Ничего не ответил ему на это Семен. Ткаченко прошелся перед ним туда и обратно, как перед фронтом, и снова остановился, тремя пальцами разглаживая ус.
— Не хотишь со мной разговаривать? Довольно глупо. Может быть, ты до меня что-нибудь имеешь, а я до тебя ничего не имею. Жалко мне тебя, Котко, в твой последний час.
— Пожалел волк кобылу, оставил хвост тай гриву. Не треба мне этого. Вертай назад, откуда пришел, чтоб я в свой последний час не видел твоей поганой морды.
— Опять же глупость. Дурак ты, Котко, дурак. Как был всегда дураком, так дураком и выйдешь сейчас перед пехотным взводом.
— Жалко, что руки мне теи злыдни поскручивали, — прошептал, скрипя зубами, Микола.
Но Ткаченко даже прямым взглядом его не удостоил, а лишь только покосился с усмешкой.
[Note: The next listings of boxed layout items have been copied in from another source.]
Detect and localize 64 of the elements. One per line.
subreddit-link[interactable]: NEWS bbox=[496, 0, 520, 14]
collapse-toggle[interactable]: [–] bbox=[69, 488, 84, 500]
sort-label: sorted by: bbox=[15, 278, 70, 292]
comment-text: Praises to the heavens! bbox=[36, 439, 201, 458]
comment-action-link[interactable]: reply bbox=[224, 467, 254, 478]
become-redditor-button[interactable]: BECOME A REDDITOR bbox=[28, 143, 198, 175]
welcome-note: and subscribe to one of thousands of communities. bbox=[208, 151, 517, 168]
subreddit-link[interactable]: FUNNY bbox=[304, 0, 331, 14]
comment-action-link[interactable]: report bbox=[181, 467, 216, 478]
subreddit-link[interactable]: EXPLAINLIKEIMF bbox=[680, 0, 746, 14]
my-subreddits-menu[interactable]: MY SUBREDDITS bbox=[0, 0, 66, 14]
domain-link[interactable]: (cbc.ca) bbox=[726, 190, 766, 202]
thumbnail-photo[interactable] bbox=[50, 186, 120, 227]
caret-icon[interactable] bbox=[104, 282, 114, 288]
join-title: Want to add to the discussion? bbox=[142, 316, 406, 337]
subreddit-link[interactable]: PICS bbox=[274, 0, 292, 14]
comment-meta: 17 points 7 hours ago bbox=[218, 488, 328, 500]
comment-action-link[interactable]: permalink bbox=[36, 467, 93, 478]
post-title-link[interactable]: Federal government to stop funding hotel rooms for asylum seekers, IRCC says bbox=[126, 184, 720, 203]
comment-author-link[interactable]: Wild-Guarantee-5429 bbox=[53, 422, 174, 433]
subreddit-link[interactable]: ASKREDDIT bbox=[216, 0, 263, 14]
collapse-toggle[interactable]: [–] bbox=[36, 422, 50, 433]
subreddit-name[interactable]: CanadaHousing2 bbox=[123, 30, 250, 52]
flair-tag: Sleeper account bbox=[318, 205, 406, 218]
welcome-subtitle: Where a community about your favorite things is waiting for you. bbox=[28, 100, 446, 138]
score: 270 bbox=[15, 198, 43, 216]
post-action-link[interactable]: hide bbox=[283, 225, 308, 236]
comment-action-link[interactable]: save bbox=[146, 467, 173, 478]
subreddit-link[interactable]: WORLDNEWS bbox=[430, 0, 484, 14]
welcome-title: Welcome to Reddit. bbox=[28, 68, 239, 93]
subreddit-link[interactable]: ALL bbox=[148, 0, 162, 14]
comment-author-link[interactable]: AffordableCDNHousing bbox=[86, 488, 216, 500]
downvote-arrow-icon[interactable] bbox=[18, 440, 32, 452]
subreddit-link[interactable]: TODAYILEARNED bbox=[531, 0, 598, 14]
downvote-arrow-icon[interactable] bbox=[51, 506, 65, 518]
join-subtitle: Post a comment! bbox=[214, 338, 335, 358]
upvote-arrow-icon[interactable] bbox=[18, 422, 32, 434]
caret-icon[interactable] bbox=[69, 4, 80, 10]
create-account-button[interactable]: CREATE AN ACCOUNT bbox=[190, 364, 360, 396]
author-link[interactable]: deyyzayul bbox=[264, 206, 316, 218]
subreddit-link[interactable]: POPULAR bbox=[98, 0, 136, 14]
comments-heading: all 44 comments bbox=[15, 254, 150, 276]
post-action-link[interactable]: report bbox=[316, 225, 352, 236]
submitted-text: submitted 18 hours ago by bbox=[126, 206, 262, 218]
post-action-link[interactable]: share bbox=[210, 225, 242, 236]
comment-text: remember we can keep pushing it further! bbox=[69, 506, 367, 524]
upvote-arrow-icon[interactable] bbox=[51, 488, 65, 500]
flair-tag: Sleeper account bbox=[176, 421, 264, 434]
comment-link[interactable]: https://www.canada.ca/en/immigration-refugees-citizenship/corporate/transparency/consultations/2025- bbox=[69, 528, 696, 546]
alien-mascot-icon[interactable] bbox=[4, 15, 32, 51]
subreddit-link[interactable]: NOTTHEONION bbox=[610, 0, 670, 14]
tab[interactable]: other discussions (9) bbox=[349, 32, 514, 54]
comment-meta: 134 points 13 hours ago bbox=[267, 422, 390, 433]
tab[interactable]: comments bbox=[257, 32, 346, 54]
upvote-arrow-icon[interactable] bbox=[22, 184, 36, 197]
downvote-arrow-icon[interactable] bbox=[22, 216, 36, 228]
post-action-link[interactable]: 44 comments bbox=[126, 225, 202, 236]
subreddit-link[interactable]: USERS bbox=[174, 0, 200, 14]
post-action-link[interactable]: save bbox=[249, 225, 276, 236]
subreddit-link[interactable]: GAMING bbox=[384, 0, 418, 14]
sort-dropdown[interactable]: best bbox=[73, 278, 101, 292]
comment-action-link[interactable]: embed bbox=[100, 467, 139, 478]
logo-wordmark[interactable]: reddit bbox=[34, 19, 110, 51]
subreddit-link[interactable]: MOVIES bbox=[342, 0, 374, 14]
— И, если хочешь, Котко, я тебе могу сказать в твой последний час, — продолжал он, — в чем есть твоя деревенская дурость. Не понял ты, Котко, политики. Не сварил котелок. Залетел ты в своих думках чересчур высоко. Захотелось тебе сразу получить все счастье, какое только ни есть на земле. Очи у тебя, Котко, сильно завидущие, а руки еще сильней того загребущие. Увидел ты красивую дивчину и сразу же до нее своими лапами — цоп! И не сварил твой котелок, что, может быть, тая дивчина — богатая дочка образованного человека, твоего непосредственного начальника, и она до тебя, бедняка, не пара. Затем увидел ты клембовскую гладкую худобу и клембовскую хорошую землю и сразу же их своими холопскими лапами — цоп! И не сварил твой котелок, что эта гладкая худоба, и эта хорошая земля, и эти новые сельскохозяйственные машины есть священная, нерушимая собственность хозяина нашего, царем и богом над нами поставленного господина Клембовского. Но и этого показалось мало завидущим твоим глазам и загребущим твоим рукам. Увидел ты дальше, Котко, власть; власть — надо всем, что только ни есть на земле, под землей, в воде и на море: понравилась тебе тая власть, и ты пошел до своих сватов, до разбойников-большевиков, в их Совет депутатов и вместе с ними подлыми своими руками тую божескую власть — цоп! И вот до чего тебя это все привело, Котко. А умные люди как поступают? Возьми меня. Я присягу свою свято исполнял. Я в думках своих чересчур высоко не залетал, а если когда и залетал, то держал это при себе. Я начальству своему уважал. Я чужую священную собственность сохранил как зеницу ока. Я муку через то от людей принимал. И я достиг. А ты не достиг. Кто теперь есть ты и кто я? Я теперь получил за верную службу от его светлости ясновельможного пана гетмана Скоропадского эти офицерские погоны. Я Соньку выдам за дворянина и сам дворянином, даст бог, сделаюсь по прошествии времени. А ты в неизвестной могиле сгинешь, как тая падаль.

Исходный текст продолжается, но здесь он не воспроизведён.